Yesterday, Uber announced it had successfully bought Postmates in a $2.65 billion deal after first trying, and failing, to merge with Grubhub — a plan ultimately foiled, at least in part, by antitrust concerns. So Grubhub (which already merged with Seamless in 2013) instead joined forces with a European company called Just Eat Takeaway, and Uber bought Postmates. Last summer, DoorDash bought Caviar. The era of delivery-app consolidation is now fully upon us.
It’s clear what Uber gets out of this latest deal: market share. Between Postmates and its own delivery platform, Uber Eats, Uber will control 37 percent of food-delivery sales in the U.S., making it the No. 2 player in the delivery space, behind DoorDash (44 percent) but ahead of Grubhub (17 percent), according to the New York Times. None of these apps are actually profitable, but, as Josh Barro explained over at Intelligencer, the idea is that they will someday become profitable; they just have to first capture enough of the market so that they can raise prices, and we will all have no choice but to pay them.
Whether this profitable future will ever actually arrive is a separate question — as Barro noted, Uber has been providing rides for a decade now and still isn’t in the black — but that’s the idea. First market share, then money (maybe).
It’s even less clear what the deal means for restaurants. Some owners see a grim future; others see the consolidation as a much-needed convenience. Josh Grinker, the chef and owner of Kings County Imperial, is in the first camp. “They’re trying to monopolize and win market share and then they’re going to jack up prices because they have no choice,” he says. “It’s an unsustainable business model.”
Despite any misgivings, Grinker isn’t about to abandon the apps: “I mean, listen: We do a shitload of business with all of the delivery platforms. We use Grubhub. We use DoorDash. We use Postmates.
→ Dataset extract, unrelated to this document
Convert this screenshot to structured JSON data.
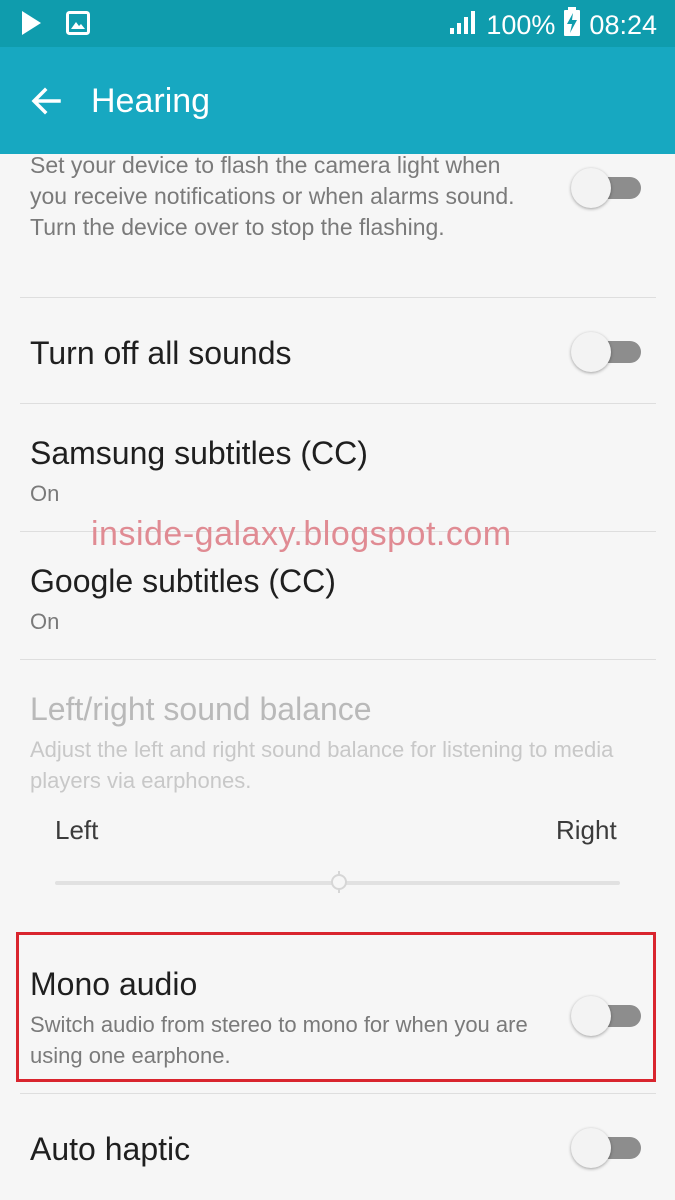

We use Caviar.” But the situation can’t continue in its current form — it only works as long as there’s venture capital to subsidize the losses — and that is where Grinker gets nervous. “It’s an old axiom, but competition brings prices down, and this is the opposite of that,” he says. “The long-term implications of it are kind of scary, because once they get you in a place where [owners] are reliant on that revenue, then they can raise their prices. One day, they will raise their prices, unless they want to continue to lose hundreds of billions of dollars. And what are you going to do? Like, cut your staff by a quarter?”
For Amelie Kang, the chef and owner of MáLà Project, though, the news came as a relief. “I’m actually quite excited,” she says. For now, she isn’t worried about the platforms jacking up commissions because “at the end of the day, they rely on restaurants to be profitable so they can make a profit.” This is true: At least for now, the food-delivery apps need restaurants so that they have food to deliver. And from an operations perspective, it’s “so much less of a headache for us.” MáLà Project works with nine different delivery platforms, Kang explains, and each one has its own idiosyncrasies. The mergers, she hopes, will “reduce a lot of unnecessary work.”
“We’re beholden to them at this point,” says Michele Gaton, who owns Extra Virgin in the West Village. You can take orders on your own website — and Extra Virgin does — but you have to be where the customers are, she says, and that is on the apps.
As a result, many operators feel like they have no choice but to maintain the current setup. “If we cut out Caviar and DoorDash tomorrow,” Grinker says, “we would lose 85 to 90 percent of our deliveries.” COVID-19 only accelerated what was already happening: Delivery is now the backbone of the restaurant industry.
When these apps first started to appear in the early 2000s, it wasn’t supposed to be like this, says Bobbie Lloyd, chief baking officer at Magnolia Bakery: “The idea was that you’re adding to your full restaurant.” App delivery sales were, in other words, icing on the cupcake — so the fees that these services charged didn’t feel onerous. “It’s free money,” Lloyd says, “so, okay, we can give away that 30 percent they want to take.” But apps didn’t unlock a whole new bonus market; they redistributed the market that already existed for a 30 percent commission. (In May, New York City Council capped fees at 15 percent.) And yet they do provide a service: How else do you get a single order of banana pudding to someone’s doorstep in half an hour?
So delivery apps keep restaurants in business while making moves that could end up crushing them. For the industry, every move these companies make has potentially enormous consequences: “It’s not something you can fight because we have to do so much delivery,” Gaton says. “I’m nervous it’s going to cost us more, I’m sure. But it’s something that we clearly can’t do without.”